For the study, the team of researchers analysed more than 50 genomes extracted from burial sites in the village of Winterborne Kingston in southern England's Dorset county, which was populated before and after the Roman conquest.

Iron Age cemeteries with well-preserved burial sites are rare in Britain, perhaps because the dead were often cremated, stripped of their flesh and organs, or simply "deposited in wetlands", the researchers wrote.

However the Durotriges tribe, which occupied the southern central coastal region of England between 100 BC and AD 100 -- and gave their name to Dorset -- were an exception, burying their dead in cemeteries.

Excavations carried out at these sites since 2009 had already yielded some clues about the high social status women held in the tribe.

The "well-appointed graves across the Dorset Iron Age" containing drinking vessels, mirrors, beads and other goods were all female -- except for one that included a sword, said Russell, who led the excavations.

The DNA analysis showed that most of the people buried at the site were related through their maternal line, going "back to a single woman, who would have lived centuries before", said lead study author Lara Cassidy of Trinity College Dublin.

However there were almost no connections down the paternal line.

"This tells us that husbands moved to join their wives' communities upon marriage, with land potentially passed down through the female line," Cassidy said in a statement.
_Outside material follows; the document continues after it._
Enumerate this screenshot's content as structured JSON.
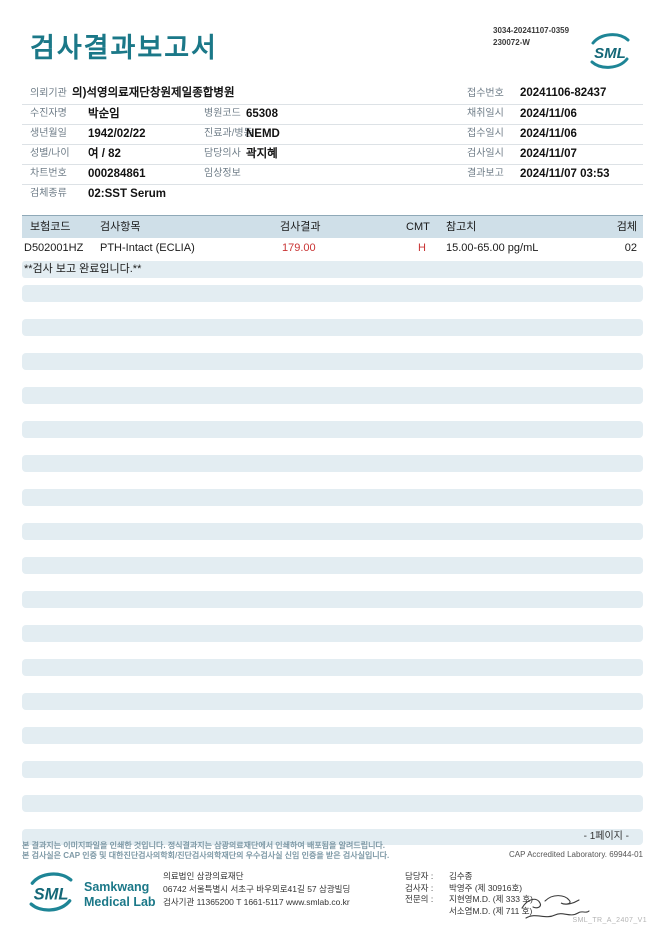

Societies centred around women -- which ethnographers call a "matrilocality" -- are rare throughout this period of history.

Yet the researchers trawled through previous research and "found signatures of matrilocality in a number of cemeteries across Britain dating to the Middle and Late Iron Age," from around 400 BC onwards, Cassidy said.

"However, it is quite possible this system was also common in the early Iron Age or perhaps even earlier."